Not that there is anything wrong with a dialog-driven film…and every character in Landline has plenty to say, particularly the two sisters I mentioned earlier. Dana (Jenny Slate) is the older of the siblings. She’s recently become engaged to her live-in boyfriend Ben (Jay Duplass), who is a bit of a milquetoast in contrast with his quirky, bubbly fiancée. That could explain why Dana seems to be vacillating about this big commitment.
Something else has been weighing on Dana’s mind…she suspects that her father (John Turturro) has been carrying on a longtime affair. When she confides this to her sullen teenage sister Ali (Abby Quinn), the previously estranged pair now find themselves bonding as they team up to dig deeper. The trickiest part is how to carry on sleuthing without sending up red flags to their mom (Edie Falco).
Lots of family angst (and yes, screaming) ensues. Fortunately, there are laughs as well. That said, you do have to wade waist-deep in neurotic New Yorker whingeing for 90 minutes to net the choicest zingers (which average about once every five minutes or so).

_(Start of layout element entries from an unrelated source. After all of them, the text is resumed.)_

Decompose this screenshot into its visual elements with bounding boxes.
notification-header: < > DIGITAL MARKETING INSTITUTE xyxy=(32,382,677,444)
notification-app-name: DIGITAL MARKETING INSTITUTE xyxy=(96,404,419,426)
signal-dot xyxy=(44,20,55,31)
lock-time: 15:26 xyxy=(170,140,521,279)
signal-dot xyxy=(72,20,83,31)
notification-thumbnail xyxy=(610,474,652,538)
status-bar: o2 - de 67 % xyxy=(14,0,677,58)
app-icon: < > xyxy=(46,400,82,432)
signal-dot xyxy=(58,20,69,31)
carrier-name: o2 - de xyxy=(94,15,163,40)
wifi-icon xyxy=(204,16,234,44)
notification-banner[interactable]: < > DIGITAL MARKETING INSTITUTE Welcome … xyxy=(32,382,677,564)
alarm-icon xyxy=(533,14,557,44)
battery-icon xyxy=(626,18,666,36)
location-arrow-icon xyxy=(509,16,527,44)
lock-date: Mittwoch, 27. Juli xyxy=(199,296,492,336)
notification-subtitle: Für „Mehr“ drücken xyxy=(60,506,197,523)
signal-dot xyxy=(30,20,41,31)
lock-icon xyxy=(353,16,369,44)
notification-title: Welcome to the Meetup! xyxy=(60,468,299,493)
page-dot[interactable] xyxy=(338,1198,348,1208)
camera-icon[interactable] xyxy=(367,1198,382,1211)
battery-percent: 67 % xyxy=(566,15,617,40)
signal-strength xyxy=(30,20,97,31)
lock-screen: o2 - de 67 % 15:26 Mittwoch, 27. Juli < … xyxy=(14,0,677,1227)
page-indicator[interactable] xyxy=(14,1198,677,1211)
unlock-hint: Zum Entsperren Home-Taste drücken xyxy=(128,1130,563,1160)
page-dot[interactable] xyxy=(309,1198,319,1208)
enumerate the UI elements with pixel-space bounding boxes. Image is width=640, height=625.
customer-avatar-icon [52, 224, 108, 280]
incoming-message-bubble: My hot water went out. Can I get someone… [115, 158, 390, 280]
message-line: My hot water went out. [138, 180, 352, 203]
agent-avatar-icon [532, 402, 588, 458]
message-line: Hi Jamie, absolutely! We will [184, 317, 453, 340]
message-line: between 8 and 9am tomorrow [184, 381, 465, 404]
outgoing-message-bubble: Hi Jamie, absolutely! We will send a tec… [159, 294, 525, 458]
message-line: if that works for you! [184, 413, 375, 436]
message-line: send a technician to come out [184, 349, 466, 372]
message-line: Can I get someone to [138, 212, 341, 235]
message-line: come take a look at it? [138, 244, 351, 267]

Frankly, what keeps this derivative mashup of Hannah and Her Sisters and a glorified episode of HBO’s Girls afloat is an appealing cast. The always-reliable Turturro and Falco do that voodoo that they do so well, and Slate and Quinn hold their own against the seasoned players. Slate, in particular is a young actor I’d love to see more of; she has a naturally goofy charm that is hard to resist. She’s like the lovechild of Woody Allen and Diane Keaton. For all I know…she is.
(Originally posted on Digby’s Hullabaloo on June 3, 2017)
This oddity from Russian writer-director Ivan Tverdosky answers the question: What would happen if David Cronenberg directed a film with a script by Lena Dunham? A middle-aged, socially phobic woman who lives with her mother and works in a zoo administration office, appears to be at her happiest when she’s hanging out with the animals who are housed there. That’s because her supervisor and co-workers cruelly belittle her, on a daily basis. But when a doctor’s exam reveals a tail growing from the base of her spine, she is overwhelmed by a sudden feeling of empowerment and begins to gain confidence, perhaps even a sense of defiance about her “otherness”. This does not go unnoticed by a strapping young x-ray tech, who becomes hopelessly smitten as this ugly duckling turns into a beautiful swan…a beautiful swan with a freakishly long tensile tail.